Translated by Google, it reads something like this:

“Assuming press volume continues to decline, we’re not planning additional statements on this issue. Longer-term, though, we expect more scraping incidents and think it’s important to both frame this as a broad industry issue and normalize the fact that this activity happens regularly.”

“The team is proposing a follow-up post in the next several weeks that talks more broadly about our anti-scraping work and provides more transparency around the amount of work we’re doing in this area. While this may reflect a significant volume of scraping activity, we hope this will help to normalize the fact that this activity is ongoing and avoid criticism that we aren’t being transparent about particular incidents.”

So what’s the upshot for you? Facebook may also have plans for the normalization of all your private data being exposed on this internet. It doesn’t mean you have to go along with those plans.

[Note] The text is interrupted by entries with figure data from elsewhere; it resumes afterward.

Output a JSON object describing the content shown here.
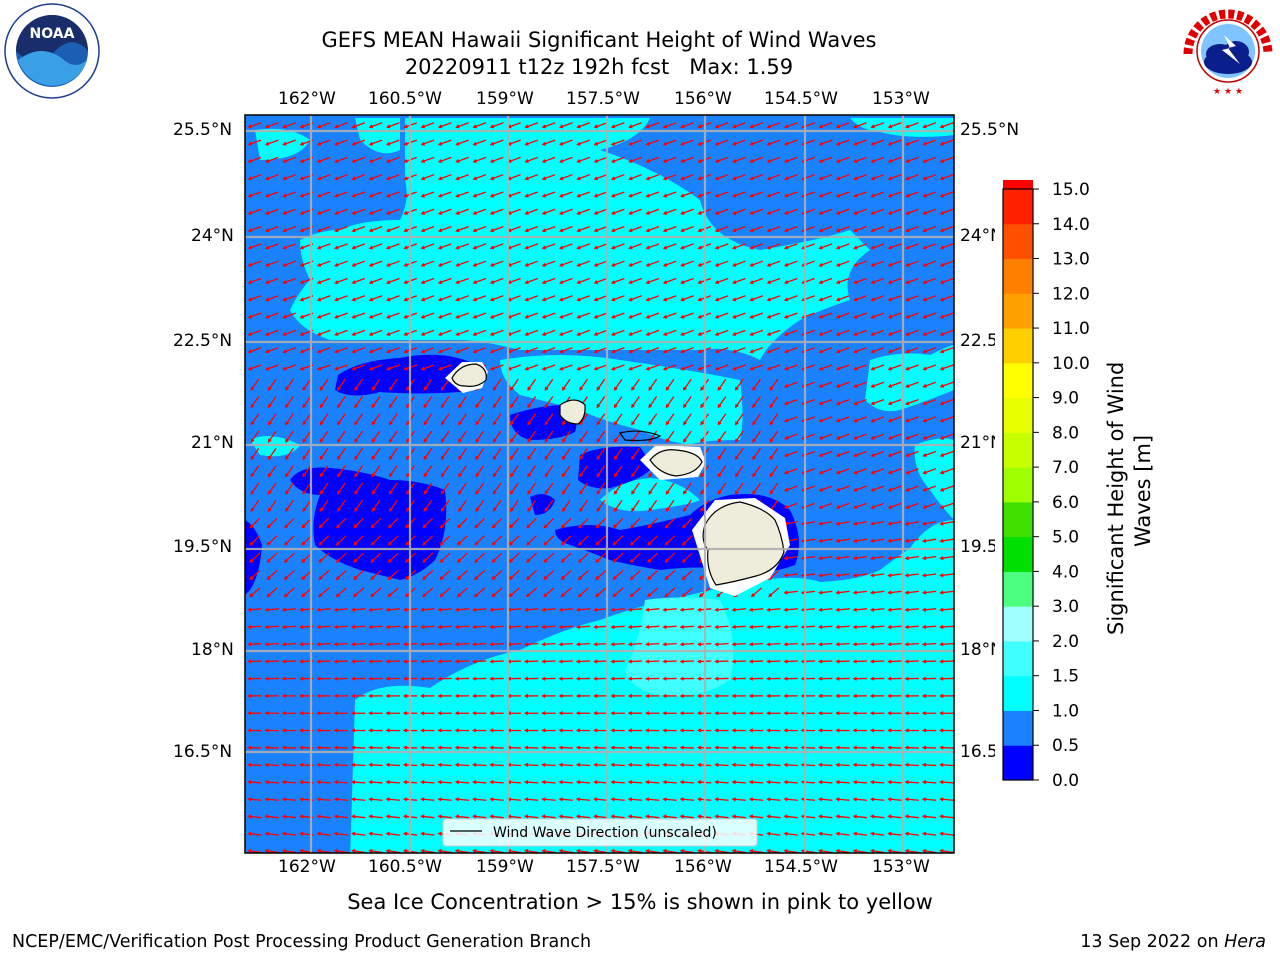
{
  "header": {
    "title_line1": "GEFS MEAN Hawaii Significant Height of Wind Waves",
    "title_line2": "20220911 t12z 192h fcst   Max: 1.59"
  },
  "logos": {
    "left": {
      "text": "NOAA",
      "ring_text": "NATIONAL OCEANIC AND ATMOSPHERIC ADMINISTRATION · U.S. DEPARTMENT OF COMMERCE"
    },
    "right": {
      "ring_text": "NATIONAL WEATHER SERVICE"
    }
  },
  "map": {
    "lon_labels": [
      "162°W",
      "160.5°W",
      "159°W",
      "157.5°W",
      "156°W",
      "154.5°W",
      "153°W"
    ],
    "lat_labels": [
      "25.5°N",
      "24°N",
      "22.5°N",
      "21°N",
      "19.5°N",
      "18°N",
      "16.5°N"
    ],
    "legend_label": "Wind Wave Direction (unscaled)",
    "arrow_color": "#ff0000",
    "coast_color": "#000000",
    "land_color": "#eeecda"
  },
  "colorbar": {
    "label": "Significant Height of Wind Waves [m]",
    "ticks": [
      "0.0",
      "0.5",
      "1.0",
      "1.5",
      "2.0",
      "3.0",
      "4.0",
      "5.0",
      "6.0",
      "7.0",
      "8.0",
      "9.0",
      "10.0",
      "11.0",
      "12.0",
      "13.0",
      "14.0",
      "15.0"
    ],
    "colors": [
      "#0000ff",
      "#1a82ff",
      "#00ffff",
      "#40ffff",
      "#a0ffff",
      "#4dff80",
      "#00e000",
      "#40e000",
      "#a0ff00",
      "#c8ff00",
      "#e8ff00",
      "#ffff00",
      "#ffd000",
      "#ffa000",
      "#ff8000",
      "#ff5000",
      "#ff2000",
      "#ff0000"
    ]
  },
  "footer": {
    "sea_ice_note": "Sea Ice Concentration > 15% is shown in pink to yellow",
    "branch": "NCEP/EMC/Verification Post Processing Product Generation Branch",
    "date": "13 Sep 2022 on",
    "machine": "Hera"
  }
}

That’s it for this week. Stay safe, Stay secure, and see you in Se7en.

Great post :+1:t2:

… you can’t. If you are using Google’s Android OS, and most of us on Android handsets are, you are stuck with the entire Google Suite. The only alternative is to install comparable apps, remove the Google icons from the handset desktop, and never use any Google default app.

The handset will still be tracking you though and reporting to the Google Mothership, and your DNS provider(s), and your ISP, and any of their third party … why do we have them again?

1 Like

Unfortunately, you are exactly right. When you add that into data collected through mail and maps and texts collected year after year, you have a company that is more capable of accurately profiling you, than you are of yourself.


BTW Thanks Quidagis! The whole Daml community thank you for your interactions here.